Sometimes, I’d see an opening to request a visit the restaurant as a customer so I could try some of the food and write about the ambiance. With practice, I became quite skilled at weaseling my way into a free dinner for my husband Jim and me. I should add that eating at the restaurant did help me to write a more detailed article, so it wasn’t completely self-serving.
That said, Jim and I ate at restaurants we never would have gone to on our own. They were way too fancy and expensive, an extravagance we couldn’t consider at that time when we were still paying off our moving expenses.
At each of the restaurants, the chef would select dishes he or she wanted us to try. Jim, whose idea of a fancy meal was eating inside a McDonald’s restaurant as opposed to going through its drive-thru, knew even less than me about fine dining.
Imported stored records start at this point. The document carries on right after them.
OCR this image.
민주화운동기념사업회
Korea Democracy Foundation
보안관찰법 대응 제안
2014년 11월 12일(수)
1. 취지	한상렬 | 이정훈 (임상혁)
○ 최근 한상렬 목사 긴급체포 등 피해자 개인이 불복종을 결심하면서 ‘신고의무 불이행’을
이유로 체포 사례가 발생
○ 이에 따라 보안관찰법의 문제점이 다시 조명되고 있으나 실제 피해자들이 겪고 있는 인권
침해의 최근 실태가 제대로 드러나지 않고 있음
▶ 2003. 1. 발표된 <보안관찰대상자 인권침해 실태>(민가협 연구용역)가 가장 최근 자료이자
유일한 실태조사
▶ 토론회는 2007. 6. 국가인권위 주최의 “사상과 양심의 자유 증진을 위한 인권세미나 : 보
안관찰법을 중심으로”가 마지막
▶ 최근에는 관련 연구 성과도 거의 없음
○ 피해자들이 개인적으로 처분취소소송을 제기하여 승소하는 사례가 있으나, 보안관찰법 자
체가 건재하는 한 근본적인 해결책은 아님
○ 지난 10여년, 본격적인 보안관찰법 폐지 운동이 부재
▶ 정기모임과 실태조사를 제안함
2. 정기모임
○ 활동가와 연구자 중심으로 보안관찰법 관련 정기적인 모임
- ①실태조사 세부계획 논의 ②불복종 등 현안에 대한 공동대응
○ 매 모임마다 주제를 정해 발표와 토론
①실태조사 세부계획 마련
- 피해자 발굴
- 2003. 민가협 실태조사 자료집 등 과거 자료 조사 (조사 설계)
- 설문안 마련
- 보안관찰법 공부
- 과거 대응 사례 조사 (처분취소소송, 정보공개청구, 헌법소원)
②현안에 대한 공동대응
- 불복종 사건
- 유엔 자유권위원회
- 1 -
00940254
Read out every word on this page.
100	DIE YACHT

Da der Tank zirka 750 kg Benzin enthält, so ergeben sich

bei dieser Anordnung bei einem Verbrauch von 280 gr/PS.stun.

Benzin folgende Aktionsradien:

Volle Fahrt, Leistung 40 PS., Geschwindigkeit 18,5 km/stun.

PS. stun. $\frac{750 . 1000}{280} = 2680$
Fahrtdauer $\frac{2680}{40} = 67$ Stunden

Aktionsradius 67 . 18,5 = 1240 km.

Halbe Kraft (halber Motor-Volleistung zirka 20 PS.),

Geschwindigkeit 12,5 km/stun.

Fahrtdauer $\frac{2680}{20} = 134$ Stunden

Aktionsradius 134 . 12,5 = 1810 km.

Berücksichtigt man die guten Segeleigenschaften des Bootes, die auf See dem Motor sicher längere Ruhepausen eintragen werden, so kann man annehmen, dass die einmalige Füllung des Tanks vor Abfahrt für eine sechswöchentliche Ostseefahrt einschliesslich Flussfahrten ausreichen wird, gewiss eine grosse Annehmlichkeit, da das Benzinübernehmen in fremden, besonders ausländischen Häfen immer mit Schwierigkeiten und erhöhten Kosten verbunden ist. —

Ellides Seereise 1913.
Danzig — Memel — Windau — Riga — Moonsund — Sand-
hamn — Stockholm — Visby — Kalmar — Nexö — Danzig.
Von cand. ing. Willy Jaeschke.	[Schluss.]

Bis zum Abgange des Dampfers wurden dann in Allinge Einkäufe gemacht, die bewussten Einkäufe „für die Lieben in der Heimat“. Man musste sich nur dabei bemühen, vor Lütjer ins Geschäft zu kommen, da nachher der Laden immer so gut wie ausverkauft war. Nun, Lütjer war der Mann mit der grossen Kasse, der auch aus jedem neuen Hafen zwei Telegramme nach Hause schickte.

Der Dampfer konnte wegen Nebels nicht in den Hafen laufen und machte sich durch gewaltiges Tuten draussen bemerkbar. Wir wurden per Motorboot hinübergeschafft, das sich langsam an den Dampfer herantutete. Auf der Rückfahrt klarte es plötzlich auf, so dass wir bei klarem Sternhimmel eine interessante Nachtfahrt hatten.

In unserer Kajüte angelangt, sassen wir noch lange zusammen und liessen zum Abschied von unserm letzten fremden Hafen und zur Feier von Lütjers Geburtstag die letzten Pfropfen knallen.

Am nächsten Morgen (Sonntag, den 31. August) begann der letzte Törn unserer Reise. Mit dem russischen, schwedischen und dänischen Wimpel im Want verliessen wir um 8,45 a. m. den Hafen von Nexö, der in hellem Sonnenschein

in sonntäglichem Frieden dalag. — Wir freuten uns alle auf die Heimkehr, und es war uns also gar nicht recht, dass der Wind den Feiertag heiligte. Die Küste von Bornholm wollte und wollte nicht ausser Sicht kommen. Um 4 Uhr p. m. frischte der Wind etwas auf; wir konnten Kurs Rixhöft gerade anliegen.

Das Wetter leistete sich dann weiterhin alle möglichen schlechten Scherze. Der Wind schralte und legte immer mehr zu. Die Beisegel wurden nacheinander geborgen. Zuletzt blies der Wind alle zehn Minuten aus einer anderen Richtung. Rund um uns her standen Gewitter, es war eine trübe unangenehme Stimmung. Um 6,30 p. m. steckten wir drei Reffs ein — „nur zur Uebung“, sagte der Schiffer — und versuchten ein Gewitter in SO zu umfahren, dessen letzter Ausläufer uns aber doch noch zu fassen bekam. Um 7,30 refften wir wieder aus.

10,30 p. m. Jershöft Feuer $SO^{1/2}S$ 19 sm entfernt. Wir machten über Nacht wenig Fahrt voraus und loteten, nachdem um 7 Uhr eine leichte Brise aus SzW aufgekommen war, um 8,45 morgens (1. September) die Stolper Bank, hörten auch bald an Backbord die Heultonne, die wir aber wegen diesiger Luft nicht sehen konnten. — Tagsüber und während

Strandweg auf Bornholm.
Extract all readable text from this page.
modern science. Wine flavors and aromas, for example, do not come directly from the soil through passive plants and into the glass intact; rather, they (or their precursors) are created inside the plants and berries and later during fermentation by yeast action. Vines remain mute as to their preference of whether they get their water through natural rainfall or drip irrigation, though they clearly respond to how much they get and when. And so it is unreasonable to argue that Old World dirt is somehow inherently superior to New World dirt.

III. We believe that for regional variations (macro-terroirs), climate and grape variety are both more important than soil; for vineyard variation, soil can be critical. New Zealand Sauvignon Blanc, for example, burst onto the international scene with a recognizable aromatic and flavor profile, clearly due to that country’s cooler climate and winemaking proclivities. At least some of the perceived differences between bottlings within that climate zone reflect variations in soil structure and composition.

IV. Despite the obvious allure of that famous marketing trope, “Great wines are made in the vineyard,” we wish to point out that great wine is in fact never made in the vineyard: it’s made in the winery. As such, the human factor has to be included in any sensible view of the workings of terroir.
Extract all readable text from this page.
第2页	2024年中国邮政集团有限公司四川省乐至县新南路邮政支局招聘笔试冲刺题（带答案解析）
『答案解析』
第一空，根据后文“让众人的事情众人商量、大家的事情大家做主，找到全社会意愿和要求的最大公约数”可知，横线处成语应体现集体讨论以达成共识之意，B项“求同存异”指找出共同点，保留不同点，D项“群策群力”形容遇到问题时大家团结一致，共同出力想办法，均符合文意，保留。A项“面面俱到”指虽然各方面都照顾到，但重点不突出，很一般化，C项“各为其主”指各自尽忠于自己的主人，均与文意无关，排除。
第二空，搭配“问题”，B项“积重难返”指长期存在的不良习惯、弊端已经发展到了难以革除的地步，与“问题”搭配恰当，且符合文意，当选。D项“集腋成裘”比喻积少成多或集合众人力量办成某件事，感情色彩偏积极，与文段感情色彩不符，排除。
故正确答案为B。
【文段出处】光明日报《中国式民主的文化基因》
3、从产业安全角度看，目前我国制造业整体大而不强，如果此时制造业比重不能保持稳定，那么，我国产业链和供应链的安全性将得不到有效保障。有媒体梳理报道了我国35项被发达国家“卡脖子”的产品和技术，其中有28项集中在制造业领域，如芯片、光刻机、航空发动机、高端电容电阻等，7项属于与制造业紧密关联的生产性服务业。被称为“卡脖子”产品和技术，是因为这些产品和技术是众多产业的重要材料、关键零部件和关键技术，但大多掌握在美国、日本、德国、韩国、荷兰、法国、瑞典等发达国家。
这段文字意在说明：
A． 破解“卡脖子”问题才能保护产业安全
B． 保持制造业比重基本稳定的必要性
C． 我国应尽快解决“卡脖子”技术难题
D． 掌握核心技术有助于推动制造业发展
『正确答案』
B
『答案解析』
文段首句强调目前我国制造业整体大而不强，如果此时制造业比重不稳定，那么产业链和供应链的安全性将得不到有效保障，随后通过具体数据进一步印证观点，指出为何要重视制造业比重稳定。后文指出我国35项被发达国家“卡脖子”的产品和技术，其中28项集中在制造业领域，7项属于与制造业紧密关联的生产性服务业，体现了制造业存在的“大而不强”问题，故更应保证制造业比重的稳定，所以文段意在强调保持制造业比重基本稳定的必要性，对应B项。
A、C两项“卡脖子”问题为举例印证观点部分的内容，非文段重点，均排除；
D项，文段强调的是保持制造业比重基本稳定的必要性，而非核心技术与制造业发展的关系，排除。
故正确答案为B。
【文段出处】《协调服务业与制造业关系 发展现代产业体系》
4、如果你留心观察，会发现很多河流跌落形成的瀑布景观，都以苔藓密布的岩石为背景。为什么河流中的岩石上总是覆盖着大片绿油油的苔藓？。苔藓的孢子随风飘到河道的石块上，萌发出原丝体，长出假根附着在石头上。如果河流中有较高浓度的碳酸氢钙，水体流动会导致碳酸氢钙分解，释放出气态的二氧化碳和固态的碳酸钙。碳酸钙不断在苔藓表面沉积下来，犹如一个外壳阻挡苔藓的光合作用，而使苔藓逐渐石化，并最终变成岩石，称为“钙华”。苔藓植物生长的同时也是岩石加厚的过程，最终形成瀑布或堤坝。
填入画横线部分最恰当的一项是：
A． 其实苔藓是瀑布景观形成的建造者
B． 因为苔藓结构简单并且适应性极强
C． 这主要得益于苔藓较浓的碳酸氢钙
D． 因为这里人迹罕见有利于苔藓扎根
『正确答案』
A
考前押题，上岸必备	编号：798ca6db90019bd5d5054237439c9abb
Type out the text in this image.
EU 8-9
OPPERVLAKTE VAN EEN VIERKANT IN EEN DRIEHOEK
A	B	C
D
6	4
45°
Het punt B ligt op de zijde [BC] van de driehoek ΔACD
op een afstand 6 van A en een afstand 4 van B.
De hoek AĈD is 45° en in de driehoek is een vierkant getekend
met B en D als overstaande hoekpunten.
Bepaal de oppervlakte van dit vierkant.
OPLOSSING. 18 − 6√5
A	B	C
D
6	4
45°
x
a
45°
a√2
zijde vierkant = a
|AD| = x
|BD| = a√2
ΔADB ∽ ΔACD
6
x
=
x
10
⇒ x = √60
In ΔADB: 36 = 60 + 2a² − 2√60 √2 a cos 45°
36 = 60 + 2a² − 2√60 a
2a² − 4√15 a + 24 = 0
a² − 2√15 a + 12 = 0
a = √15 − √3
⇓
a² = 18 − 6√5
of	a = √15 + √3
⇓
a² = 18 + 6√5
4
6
Together we would smile approvingly at each item the server brought, saying as little as possible to avoid revealing our culinary ignorance.
It was a fun situation that gave us an opportunity to try delicious foods and upscale dining. And I did write extremely positively about every experience we had.
At some point, I came up with a suggestion for the restaurant magazine to let me write an article about dinner shows. Orlando, being a popular tourist destination, has quite a few. I called each one and told them I was writing an article and did they want to be included?
That one article resulted in Jim and I attending dinner shows at American Gladiators, think American Ninja Warrior but with teams; Sleuths Mystery, solve a murder while eating steak; Pirate’s Dinner Adventure, watch swashbuckling pirates have sword fights while wenches service you dinner; Medieval Times, knights on horses joust at each other as you eat half a roasted chicken; and Dolly Parton’s Stampede, where cowboys ride bulls and lasso pigs while you enjoy some down-home southern cooking. We had a blast!
But our favorite experience, the one we still talk about today, was for a restaurant at Disney World. Most people think Disney is just fast food, but the company actually has many high-end restaurants in their hotels, resorts and shopping areas. Most of them are amazing with talented chefs cherry-picked from around the world.
I was assigned to cover the California Grill, serving the finest in Californian cooking, with large windows that overlook the Seven Seas Lagoon and Magic Kingdom park. Time it right and you can even watch the nightly Disney fireworks show while you’re eating.
The California Grill was a fine dining restaurant and the chef was told that “a reporter” would be coming and they should treat her well so she’d write a positive review. In reality, Disney was paying for the article, so yeah, it was going to be favorable.
When we arrived, the chef came out and introduced himself. He asked for permission to select some appetizers and entrees for us. We acquiesced figuring we probably wouldn’t have known what to choose on our own anyway. This restaurant was way more hoity-toity than any place we’d ever eaten before.
Within a few minutes, food started arriving at our table. And it just kept coming! The chef chose at least half a dozen appetizers, followed by a bunch of entrees, and then literally every single dessert on the menu.
The table was covered with plates. It was way more food than we could ever eat. We could see people staring at us. California Grill was an expensive restaurant so no doubt these other patrons were surprised at how much food we’d ordered.
Finally, one woman who’d been staring at us for a while, worked up the courage to come over. She introduced herself and said, “I just have to ask. How do you two stay so thin when you obviously eat so much?”
Jim and I thought that was hysterical. We still laugh about it today. The lady left before us or she would have seen how much food we took home in doggy bags. It was at least a week’s worth of good eating.
I freelanced as a writer for the food magazine for about two years. It was a positive experience overall, although it did take a toll on my waistline.
These days, I’m a little more educated about restaurants and fine dining. I certainly wouldn’t call myself a foodie, but I have written restaurant websites and menus. I’ve also written about restaurant software and point-of-sale systems. Unfortunately, none of those assignments came with the perk of free meals.